第8話

「……めよ、目覚めよ同胞よ、あなたは選ばれた。さあ今こそ我らと契約を交わすとき。」




 目覚めるとそこは異世界だった。先ほどの埃だらけの倉庫から、より黒々とした部屋の真ん中に座っていた。床には魔法陣のような何かが、書かれており、周りには本棚が並んでいた。100均で売ってそうな安っぽいクリスタルスカル、蛇、クモかなんかのおもちゃ…。そして目の前には美少女が座っていた。




「あなたは女神ですか、それとも悪魔ですか。」




「おお目覚めたか我が同胞よ。我は悪魔でもあり、女神にもなれるぞ。あなたを迎えに来たの。」




「ああそうですか美少女様。ではあなたが神たる存在か否か、その御業をもって証明していただきたい。」




「神を試すとは何たる不敬者か。まあさすがは我が見込んだ者。そのくらいの気概がなくては。では刮目せy。」




「いえ神よ、ここはひとつ私の願いをかなえていただけませぬか。この哀れな私に、あなた様のお召し物をいただけませんでしょうか。」




「お召し物、なんだその程度でよいのか。手間が省けてよいよい。そなたの願いをかなえてやろう。」


「ああありがとうございます神よ。じゃあパンツください。」




「はあ!?パン・ツー!?あのv k s、エプローンと並び三種の神器と詠われたパン・ツーを所望するだと!なんとおぞましい。
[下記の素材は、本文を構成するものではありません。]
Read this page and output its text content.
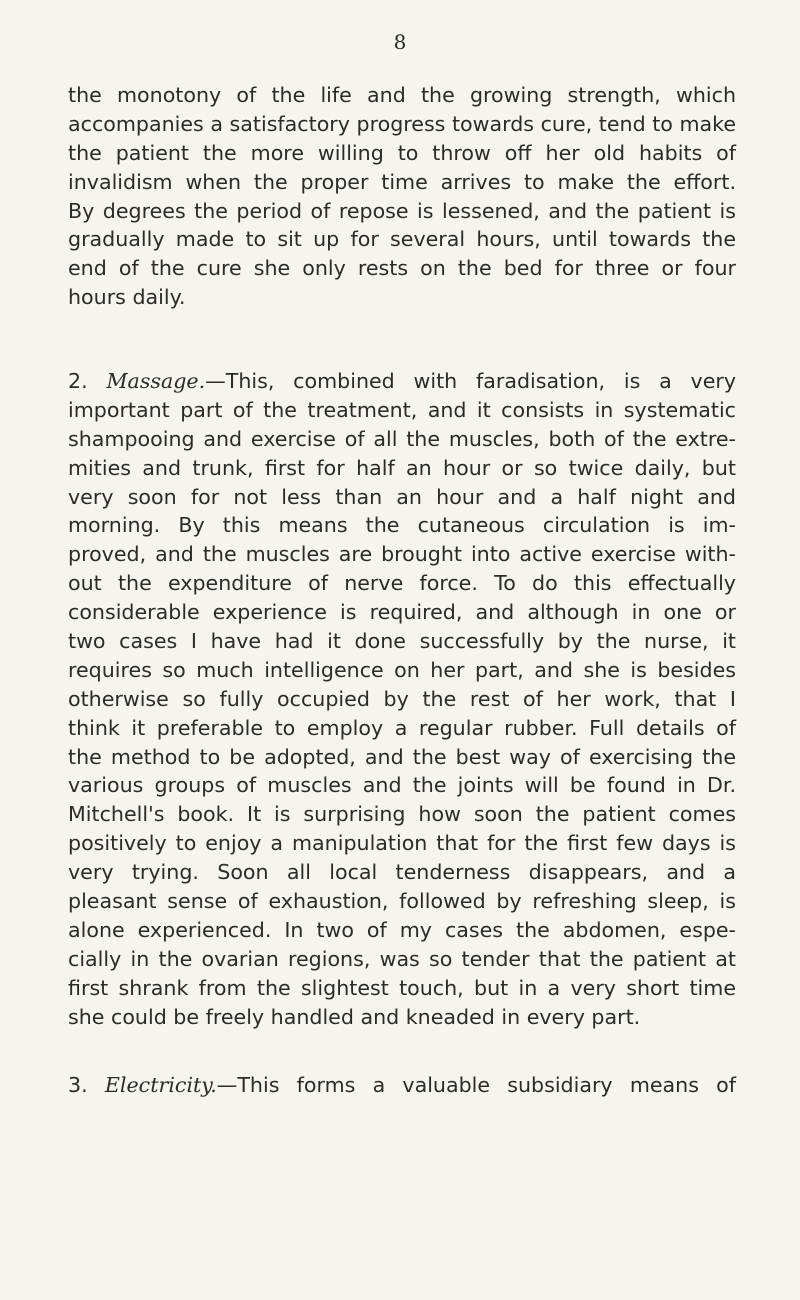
8
the monotony of the life and the growing strength, which
accompanies a satisfactory progress towards cure, tend to make
the patient the more willing to throw off her old habits of
invalidism when the proper time arrives to make the effort.
By degrees the period of repose is lessened, and the patient is
gradually made to sit up for several hours, until towards the
end of the cure she only rests on the bed for three or four
hours daily.
2. Massage.—This, combined with faradisation, is a very
important part of the treatment, and it consists in systematic
shampooing and exercise of all the muscles, both of the extre-
mities and trunk, first for half an hour or so twice daily, but
very soon for not less than an hour and a half night and
morning. By this means the cutaneous circulation is im-
proved, and the muscles are brought into active exercise with-
out the expenditure of nerve force. To do this effectually
considerable experience is required, and although in one or
two cases I have had it done successfully by the nurse, it
requires so much intelligence on her part, and she is besides
otherwise so fully occupied by the rest of her work, that I
think it preferable to employ a regular rubber. Full details of
the method to be adopted, and the best way of exercising the
various groups of muscles and the joints will be found in Dr.
Mitchell's book. It is surprising how soon the patient comes
positively to enjoy a manipulation that for the first few days is
very trying. Soon all local tenderness disappears, and a
pleasant sense of exhaustion, followed by refreshing sleep, is
alone experienced. In two of my cases the abdomen, espe-
cially in the ovarian regions, was so tender that the patient at
first shrank from the slightest touch, but in a very short time
she could be freely handled and kneaded in every part.
3. Electricity.—This forms a valuable subsidiary means of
だが実に挑戦的だ。面白い、面白いぞ同胞よ。」




「では神よ。早速お互いの3種の神器をかけてここはひとつ、腕相撲で勝負いたしましょう。」




「よいだろう。受けて立つ。」




 私は美少女様と手を組み、つかんだ手の指先で美少女の手の甲を嘗め回すように執拗に、美少女の顔があまりの恥ずかしさで悶え苦しむさまを堪能しながら押し倒した(腕)。


「それじゃパンツ取って帰ります。」今のは不正だと抗議する誘拐犯を恐ろしく速い手先で時にちらちらと、時にひらひらと、私たち紳士を惑わす誘惑の迷宮から秘宝を手に入れかけだした。




「ちょっと待って、帰らないで!悪かった、わるふざけが過ぎて悪かった!謝るから、謝るからパンツかえして!!」


「なにパンツ!パンツだと!?ついに秘宝を盗み出した勇者が現れたのか!!」




 美少女の悲鳴を聞きつけた勇者たちが、その秘宝の恩恵にあやかろうと、私のもとに集った。このうわさがきっかけとなり私はクラスの男子の、ひいてはこの学校の勇者たちの中で英雄となったのは言うまでもない。しかし私を取り巻く女性たちはみな悪魔に変わってしまったのも世の常である。